Candidat à la 9ème circonscription des Français de l’étranger


Rédigé par Safaa KSAANI Mercredi 22 Mars 2023

Trois ans après le début du premier confinement, Ramadan 2023 sera célébré sans état d’urgence sanitaire. L’occasion de mettre la lumière sur les conséquences oubliées de la pandémie et de ses retombées sur la refonte du système de santé.



Il y a trois ans, le 11 mars 2020, l’Organisation Mondiale de la Santé déclarait officiellement la pandémie de Covid-19. L'occasion de rappeler les dégâts causés...  

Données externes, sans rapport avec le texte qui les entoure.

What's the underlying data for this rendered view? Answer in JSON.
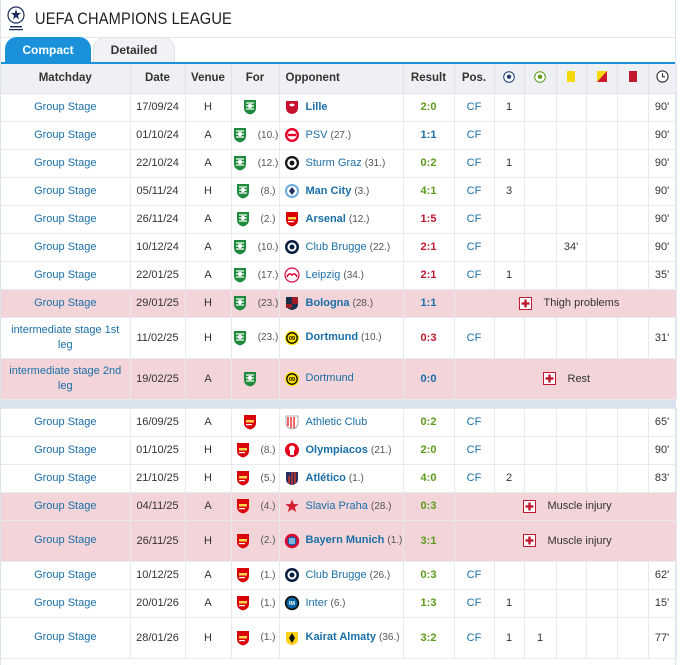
{
  "header": {
    "title": "UEFA CHAMPIONS LEAGUE"
  },
  "tabs": [
    {
      "label": "Compact",
      "active": true
    },
    {
      "label": "Detailed",
      "active": false
    }
  ],
  "columns": {
    "matchday": "Matchday",
    "date": "Date",
    "venue": "Venue",
    "for": "For",
    "opponent": "Opponent",
    "result": "Result",
    "pos": "Pos."
  },
  "colors": {
    "accent": "#1a91da",
    "win": "#5b9a1b",
    "draw": "#1a6fa8",
    "loss": "#c0182d",
    "injury_row": "#f2d4d9"
  },
  "rows": [
    {
      "matchday": "Group Stage",
      "date": "17/09/24",
      "venue": "H",
      "for_club": "sporting",
      "for_rank": "",
      "opponent": "Lille",
      "opp_crest": "lille",
      "opp_rank": "",
      "opp_bold": true,
      "result": "2:0",
      "res": "w",
      "pos": "CF",
      "goals": "1",
      "assists": "",
      "yellow": "",
      "second_yellow": "",
      "red": "",
      "minutes": "90'"
    },
    {
      "matchday": "Group Stage",
      "date": "01/10/24",
      "venue": "A",
      "for_club": "sporting",
      "for_rank": "(10.)",
      "opponent": "PSV",
      "opp_crest": "psv",
      "opp_rank": "(27.)",
      "opp_bold": false,
      "result": "1:1",
      "res": "d",
      "pos": "CF",
      "goals": "",
      "assists": "",
      "yellow": "",
      "second_yellow": "",
      "red": "",
      "minutes": "90'"
    },
    {
      "matchday": "Group Stage",
      "date": "22/10/24",
      "venue": "A",
      "for_club": "sporting",
      "for_rank": "(12.)",
      "opponent": "Sturm Graz",
      "opp_crest": "sturm",
      "opp_rank": "(31.)",
      "opp_bold": false,
      "result": "0:2",
      "res": "w",
      "pos": "CF",
      "goals": "1",
      "assists": "",
      "yellow": "",
      "second_yellow": "",
      "red": "",
      "minutes": "90'"
    },
    {
      "matchday": "Group Stage",
      "date": "05/11/24",
      "venue": "H",
      "for_club": "sporting",
      "for_rank": "(8.)",
      "opponent": "Man City",
      "opp_crest": "mancity",
      "opp_rank": "(3.)",
      "opp_bold": true,
      "result": "4:1",
      "res": "w",
      "pos": "CF",
      "goals": "3",
      "assists": "",
      "yellow": "",
      "second_yellow": "",
      "red": "",
      "minutes": "90'"
    },
    {
      "matchday": "Group Stage",
      "date": "26/11/24",
      "venue": "A",
      "for_club": "sporting",
      "for_rank": "(2.)",
      "opponent": "Arsenal",
      "opp_crest": "arsenal",
      "opp_rank": "(12.)",
      "opp_bold": true,
      "result": "1:5",
      "res": "l",
      "pos": "CF",
      "goals": "",
      "assists": "",
      "yellow": "",
      "second_yellow": "",
      "red": "",
      "minutes": "90'"
    },
    {
      "matchday": "Group Stage",
      "date": "10/12/24",
      "venue": "A",
      "for_club": "sporting",
      "for_rank": "(10.)",
      "opponent": "Club Brugge",
      "opp_crest": "brugge",
      "opp_rank": "(22.)",
      "opp_bold": false,
      "result": "2:1",
      "res": "l",
      "pos": "CF",
      "goals": "",
      "assists": "",
      "yellow": "34'",
      "second_yellow": "",
      "red": "",
      "minutes": "90'"
    },
    {
      "matchday": "Group Stage",
      "date": "22/01/25",
      "venue": "A",
      "for_club": "sporting",
      "for_rank": "(17.)",
      "opponent": "Leipzig",
      "opp_crest": "leipzig",
      "opp_rank": "(34.)",
      "opp_bold": false,
      "result": "2:1",
      "res": "l",
      "pos": "CF",
      "goals": "1",
      "assists": "",
      "yellow": "",
      "second_yellow": "",
      "red": "",
      "minutes": "35'"
    },
    {
      "matchday": "Group Stage",
      "date": "29/01/25",
      "venue": "H",
      "for_club": "sporting",
      "for_rank": "(23.)",
      "opponent": "Bologna",
      "opp_crest": "bologna",
      "opp_rank": "(28.)",
      "opp_bold": true,
      "result": "1:1",
      "res": "d",
      "injury": "Thigh problems"
    },
    {
      "matchday": "intermediate stage 1st leg",
      "date": "11/02/25",
      "venue": "H",
      "for_club": "sporting",
      "for_rank": "(23.)",
      "opponent": "Dortmund",
      "opp_crest": "dortmund",
      "opp_rank": "(10.)",
      "opp_bold": true,
      "result": "0:3",
      "res": "l",
      "pos": "CF",
      "goals": "",
      "assists": "",
      "yellow": "",
      "second_yellow": "",
      "red": "",
      "minutes": "31'",
      "tall": true
    },
    {
      "matchday": "intermediate stage 2nd leg",
      "date": "19/02/25",
      "venue": "A",
      "for_club": "sporting",
      "for_rank": "",
      "opponent": "Dortmund",
      "opp_crest": "dortmund",
      "opp_rank": "",
      "opp_bold": false,
      "result": "0:0",
      "res": "d",
      "injury": "Rest",
      "tall": true
    },
    {
      "separator": true
    },
    {
      "matchday": "Group Stage",
      "date": "16/09/25",
      "venue": "A",
      "for_club": "arsenal",
      "for_rank": "",
      "opponent": "Athletic Club",
      "opp_crest": "athletic",
      "opp_rank": "",
      "opp_bold": false,
      "result": "0:2",
      "res": "w",
      "pos": "CF",
      "goals": "",
      "assists": "",
      "yellow": "",
      "second_yellow": "",
      "red": "",
      "minutes": "65'"
    },
    {
      "matchday": "Group Stage",
      "date": "01/10/25",
      "venue": "H",
      "for_club": "arsenal",
      "for_rank": "(8.)",
      "opponent": "Olympiacos",
      "opp_crest": "olympiacos",
      "opp_rank": "(21.)",
      "opp_bold": true,
      "result": "2:0",
      "res": "w",
      "pos": "CF",
      "goals": "",
      "assists": "",
      "yellow": "",
      "second_yellow": "",
      "red": "",
      "minutes": "90'"
    },
    {
      "matchday": "Group Stage",
      "date": "21/10/25",
      "venue": "H",
      "for_club": "arsenal",
      "for_rank": "(5.)",
      "opponent": "Atlético",
      "opp_crest": "atletico",
      "opp_rank": "(1.)",
      "opp_bold": true,
      "result": "4:0",
      "res": "w",
      "pos": "CF",
      "goals": "2",
      "assists": "",
      "yellow": "",
      "second_yellow": "",
      "red": "",
      "minutes": "83'"
    },
    {
      "matchday": "Group Stage",
      "date": "04/11/25",
      "venue": "A",
      "for_club": "arsenal",
      "for_rank": "(4.)",
      "opponent": "Slavia Praha",
      "opp_crest": "slavia",
      "opp_rank": "(28.)",
      "opp_bold": false,
      "result": "0:3",
      "res": "w",
      "injury": "Muscle injury"
    },
    {
      "matchday": "Group Stage",
      "date": "26/11/25",
      "venue": "H",
      "for_club": "arsenal",
      "for_rank": "(2.)",
      "opponent": "Bayern Munich",
      "opp_crest": "bayern",
      "opp_rank": "(1.)",
      "opp_bold": true,
      "result": "3:1",
      "res": "w",
      "injury": "Muscle injury",
      "tall": true
    },
    {
      "matchday": "Group Stage",
      "date": "10/12/25",
      "venue": "A",
      "for_club": "arsenal",
      "for_rank": "(1.)",
      "opponent": "Club Brugge",
      "opp_crest": "brugge",
      "opp_rank": "(26.)",
      "opp_bold": false,
      "result": "0:3",
      "res": "w",
      "pos": "CF",
      "goals": "",
      "assists": "",
      "yellow": "",
      "second_yellow": "",
      "red": "",
      "minutes": "62'"
    },
    {
      "matchday": "Group Stage",
      "date": "20/01/26",
      "venue": "A",
      "for_club": "arsenal",
      "for_rank": "(1.)",
      "opponent": "Inter",
      "opp_crest": "inter",
      "opp_rank": "(6.)",
      "opp_bold": false,
      "result": "1:3",
      "res": "w",
      "pos": "CF",
      "goals": "1",
      "assists": "",
      "yellow": "",
      "second_yellow": "",
      "red": "",
      "minutes": "15'"
    },
    {
      "matchday": "Group Stage",
      "date": "28/01/26",
      "venue": "H",
      "for_club": "arsenal",
      "for_rank": "(1.)",
      "opponent": "Kairat Almaty",
      "opp_crest": "kairat",
      "opp_rank": "(36.)",
      "opp_bold": true,
      "result": "3:2",
      "res": "w",
      "pos": "CF",
      "goals": "1",
      "assists": "1",
      "yellow": "",
      "second_yellow": "",
      "red": "",
      "minutes": "77'",
      "tall": true
    }
  ]
}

La Covid-19 était une expérience extrêmement difficile et douloureuse pour l’ensemble des pays du monde. C’est la première fois qu’une pandémie a eu un impact quadridimensionnel en tant que maladie infectieuse avec ses incidences, sa létalité et sa mortalité, mais également un impact sur les autres maladies puisqu’elle n’a pas permis l’accès aux services de la santé de beaucoup de maladies chroniques. On constate également des conséquences d’ordre social. Le confinement et la distanciation physique ont apporté leur lot de conséquences économiques : des personnes ont perdu leur emploi, des entreprises ont mis la clé sous la porte et on a enregistré des retards dans l’accomplissement de plusieurs projets, voire leur annulation.Notons que la pandémie a causé le décès de 6,6 millions personnes.  Trois pays ont eux-mêmes comptabilisé le tiers de ces décès. Il s’agit des États-Unis avec plus d’un million, le Brésil (plus de 600.000) et l’Inde (plus de 500.000).
 
Le Maroc a heureusement bien géré la crise grâce aux Orientations Royales et des décisions courageuses, et difficiles dans certains cas. Mais le pays s’en est très bien sorti bien qu’il a eu à déplorer un peu plus que 16.000 morts. La létalité y était parmi les plus faibles au monde.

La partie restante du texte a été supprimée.